Davis told the troops of his departure at a recently concluded staff meeting.
"Just told my colleagues of 10 yrs I'm leaving company I founded," Davis said in a Twitter posting. "What a wonderful journey. Thank you, Tellme!"
The Tellme unit will become part of a "speech center of excellence" to be led by Zig Serafin, a 10-year Microsoft veteran. That unit will also include Microsoft's separate Speech Components Group. Serafin said in an interview that Davis and McCue are the only high-level departures and shrugged off the suggestion that Microsoft may have trouble hanging on to Tellme's rank and file.
"I'm not new to the group," said Serafin, who will lead a combined unit that includes Tellme's staff as well as others at the company who work on speech technology.

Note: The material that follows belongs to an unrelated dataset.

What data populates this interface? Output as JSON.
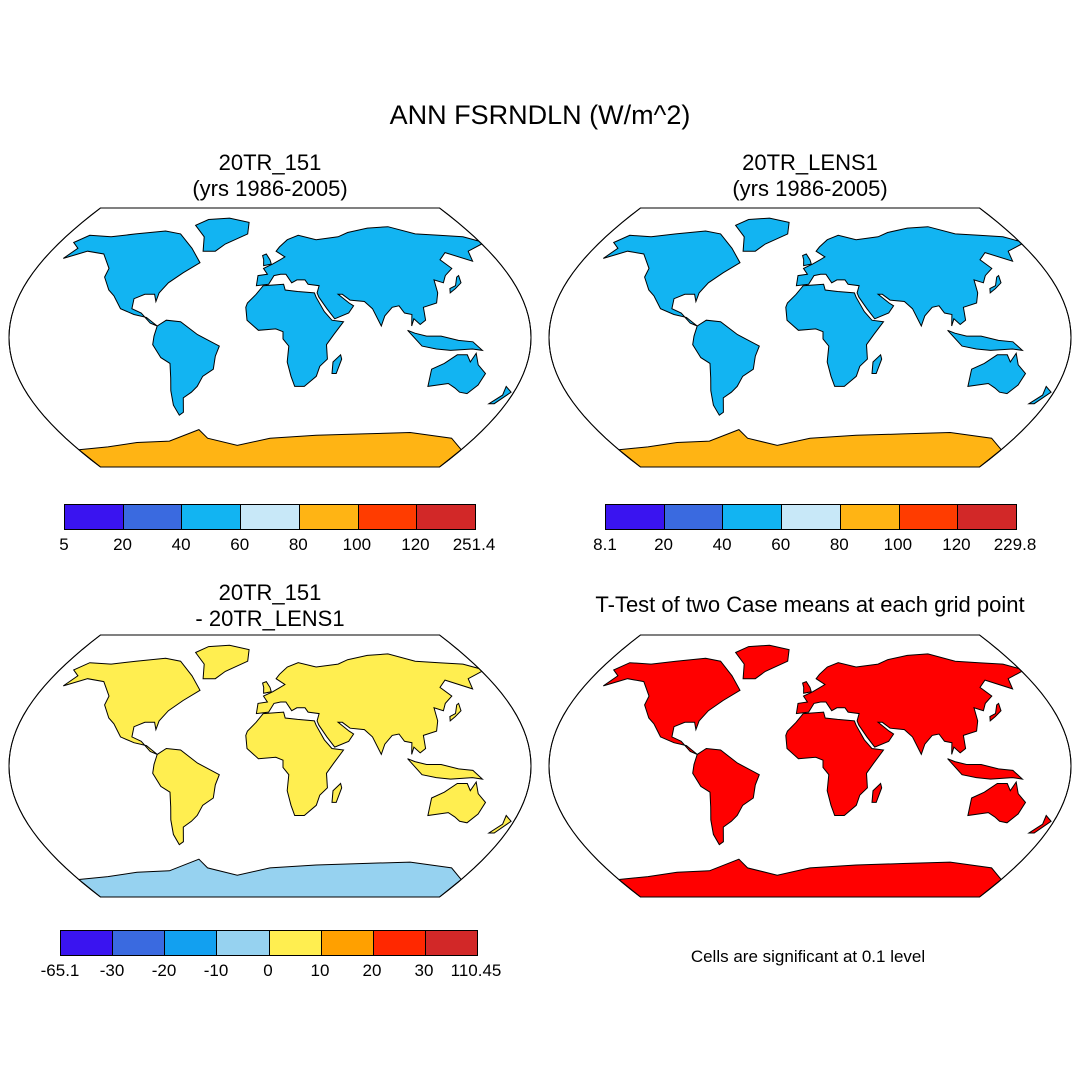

The group spans teams in Mountain View, Calif., where Tellme has offices, as well as Redmond, Wash., and Beijing. Serafin noted that he was deeply involved in helping Tellme integrate with the company in the year following its acquisition by Microsoft in 2007.

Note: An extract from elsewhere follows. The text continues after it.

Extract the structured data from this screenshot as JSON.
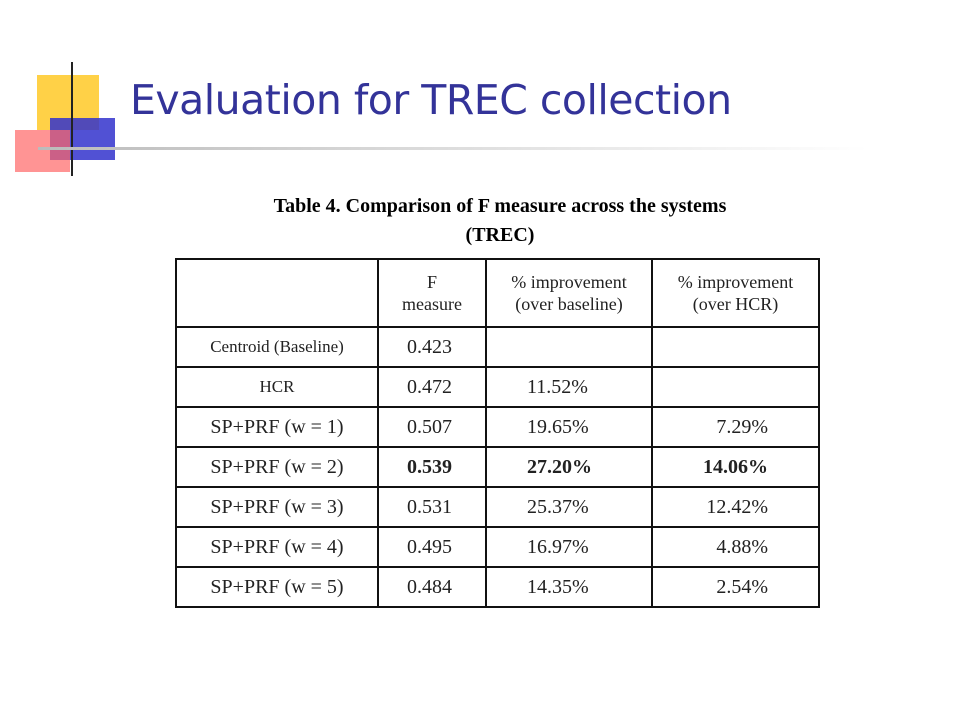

"For the first year I worked with Mike to help him connect in with Microsoft and how to navigate the company," he said. Serafin was even there on Super Bowl Sunday in 2007 as Microsoft CEO Steve Ballmer worked to persuade McCue to sell, with Ballmer accidentally spilling a soda on McCue during one excited outburst.
"I've been there since the beginning and the leaders recognize that," Serafin said.

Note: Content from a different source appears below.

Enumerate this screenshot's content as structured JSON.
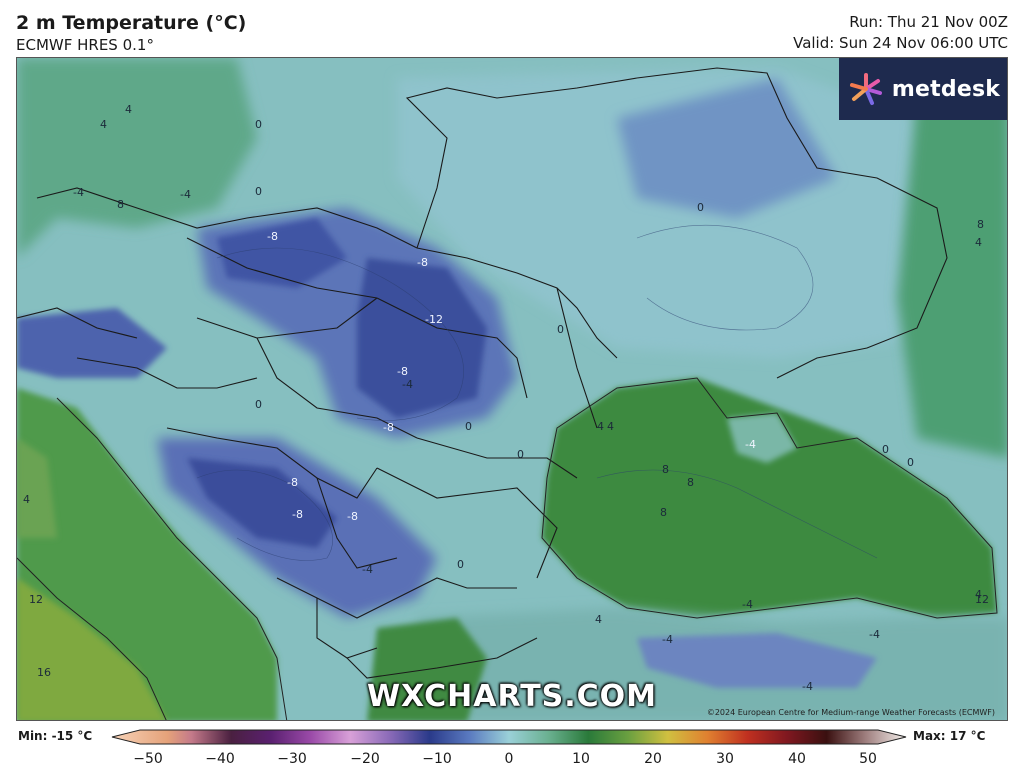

Serafin said that the Tellme unit, like other Microsoft divisions, was affected by recent layoffs. However, he said that Microsoft isn't abandoning any of the many areas in which Tellme was working, including Microsoft's mobile phone, automotive and mobile units. Tellme also has its own consumer service and application as well as an enterprise business that sells a voice-recognition-based phone service to large and mid-size businesses.
"Microsoft believes that speech is a natural user interface that will be used in a wide range of consumer and business applications," Serafin said. "We think there is an opportunity to further move the needle forward as far as what role speech plays as a natural user interface."
With 400 people on the team, Serafin said that Microsoft has the broadest speech effort in the industry.
"There's no group in the industry that has this combination of assets working across software and services for speech."
Among the projects Serafin will inherit: coming up with a Tellme app for the iPhone. Last year, a Tellme executive said an alpha version was already being tested and said a final product would be ready by June.
Microsoft now says it will miss that target. Although an iPhone version of Tellme's voice-powered search is still being developed, the company plans to release it only after the Windows Mobile 6.5 version of the Tellme app, which is due in the fall.